Stick-bootings tested:
- AMD-64 Toshiba Satellite
- ASUS eeePC 901 (Intel)

What's the point for this strange idea anyway?
I began this project for the German Pirate Party (Piratenpartei Deutschland) as an idea for a mobile communication center device, based upon pure open source and no idea which hardware is on avail. So for a free mixture of DHCP, DNS, load balancing, Transparent Proxy, squid, mb Privoxy, asoasf.

Why haven't you tried KNOPPIX or DSL (Damn Small Linux)?
I do appreciate both ideas as both are based on Debian Linux, but KNOPPIX uses unstable, testing and non-free sources - three ways against stable, in production or free digital systems. The package support for DSL is not as broad as needed - f.ex. missing Privoxy. So I started with a simple question: "Install Debian on USB" and landed for the first tests on flimzy's site [5] - a good start at least for a proval of problems using 'chroot', which I do not like for this kind of experiment, but also the 'moo'- and 'casper'-ways stopped me.

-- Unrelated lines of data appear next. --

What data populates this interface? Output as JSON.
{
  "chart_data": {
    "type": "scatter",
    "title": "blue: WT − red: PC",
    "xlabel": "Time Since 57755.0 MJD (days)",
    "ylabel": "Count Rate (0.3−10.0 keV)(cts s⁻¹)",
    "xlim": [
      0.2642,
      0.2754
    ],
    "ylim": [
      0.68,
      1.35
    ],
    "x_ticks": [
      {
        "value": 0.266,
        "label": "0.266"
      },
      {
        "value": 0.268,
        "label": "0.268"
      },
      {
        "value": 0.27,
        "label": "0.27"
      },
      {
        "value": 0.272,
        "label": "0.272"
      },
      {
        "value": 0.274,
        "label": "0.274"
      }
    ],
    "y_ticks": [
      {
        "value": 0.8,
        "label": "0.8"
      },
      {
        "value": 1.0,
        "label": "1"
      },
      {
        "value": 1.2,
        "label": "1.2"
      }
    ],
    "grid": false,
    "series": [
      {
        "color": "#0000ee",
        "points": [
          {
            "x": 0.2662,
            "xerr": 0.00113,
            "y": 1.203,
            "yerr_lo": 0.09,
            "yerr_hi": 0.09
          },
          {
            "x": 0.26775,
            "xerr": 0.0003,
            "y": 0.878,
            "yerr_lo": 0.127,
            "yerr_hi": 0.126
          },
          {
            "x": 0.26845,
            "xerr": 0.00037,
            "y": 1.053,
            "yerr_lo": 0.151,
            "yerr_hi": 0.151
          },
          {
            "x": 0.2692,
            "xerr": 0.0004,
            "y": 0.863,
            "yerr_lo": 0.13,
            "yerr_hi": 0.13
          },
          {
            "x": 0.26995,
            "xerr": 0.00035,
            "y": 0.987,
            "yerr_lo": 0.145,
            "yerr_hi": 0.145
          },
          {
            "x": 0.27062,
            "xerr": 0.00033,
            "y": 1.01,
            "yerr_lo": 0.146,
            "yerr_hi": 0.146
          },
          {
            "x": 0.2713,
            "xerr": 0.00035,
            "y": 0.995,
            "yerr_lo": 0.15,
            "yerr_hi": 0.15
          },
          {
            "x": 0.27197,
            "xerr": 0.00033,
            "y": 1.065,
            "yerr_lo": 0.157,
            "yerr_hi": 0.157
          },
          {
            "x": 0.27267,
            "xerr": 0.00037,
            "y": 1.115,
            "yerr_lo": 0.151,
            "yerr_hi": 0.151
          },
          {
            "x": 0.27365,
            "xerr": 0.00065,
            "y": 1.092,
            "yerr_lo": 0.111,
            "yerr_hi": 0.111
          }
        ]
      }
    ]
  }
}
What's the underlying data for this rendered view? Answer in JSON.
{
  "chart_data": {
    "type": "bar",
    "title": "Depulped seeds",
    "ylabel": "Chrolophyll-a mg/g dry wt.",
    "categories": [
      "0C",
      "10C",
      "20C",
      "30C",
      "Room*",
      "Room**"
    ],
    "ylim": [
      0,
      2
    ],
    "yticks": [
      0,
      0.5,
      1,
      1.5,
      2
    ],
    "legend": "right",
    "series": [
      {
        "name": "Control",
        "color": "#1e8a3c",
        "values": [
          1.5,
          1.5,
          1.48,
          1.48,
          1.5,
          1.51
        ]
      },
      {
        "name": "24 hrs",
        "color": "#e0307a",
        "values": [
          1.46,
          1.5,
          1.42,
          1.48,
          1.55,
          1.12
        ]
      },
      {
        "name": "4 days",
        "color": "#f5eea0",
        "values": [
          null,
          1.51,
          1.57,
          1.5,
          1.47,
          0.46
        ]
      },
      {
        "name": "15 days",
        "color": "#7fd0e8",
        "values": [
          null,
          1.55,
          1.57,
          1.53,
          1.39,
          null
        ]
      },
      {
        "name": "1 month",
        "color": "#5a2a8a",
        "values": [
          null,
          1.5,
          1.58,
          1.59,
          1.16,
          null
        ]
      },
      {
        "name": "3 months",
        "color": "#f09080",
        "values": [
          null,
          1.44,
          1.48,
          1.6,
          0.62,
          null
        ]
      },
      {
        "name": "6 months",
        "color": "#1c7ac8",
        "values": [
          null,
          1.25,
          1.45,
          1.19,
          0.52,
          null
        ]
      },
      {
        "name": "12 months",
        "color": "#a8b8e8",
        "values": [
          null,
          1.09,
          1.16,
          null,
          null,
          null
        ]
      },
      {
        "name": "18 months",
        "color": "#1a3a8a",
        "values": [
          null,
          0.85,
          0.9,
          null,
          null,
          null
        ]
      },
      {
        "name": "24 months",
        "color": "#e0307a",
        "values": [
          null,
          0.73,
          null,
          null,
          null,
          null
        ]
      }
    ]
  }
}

External stuff that helped me:
[2] http://qemu-forum.ipi.fi/viewtopic.php?f=3&t=4177
[3] http://gamlingen.blogspot.com/2009/03/personal-how-to-for-tiny-debian-lenny.html
[4] http://linuxmafia.com/faq/Debian/hardware-detection.html
[5] http://wiki.flimzy.com/index.php/Install_Debian_on_USB

ONGOING: At last I did manage do get a mobile connection after two months - read on in the second part ;-)


Andreas said...

So far everything works on the qemu and only the acpi is probably still on my knackers... But whats really hard currently is that grub is giving me head-aches is the GRUB when booting directly from the USB-Stick but about to find out. Thankstough for this nice intro!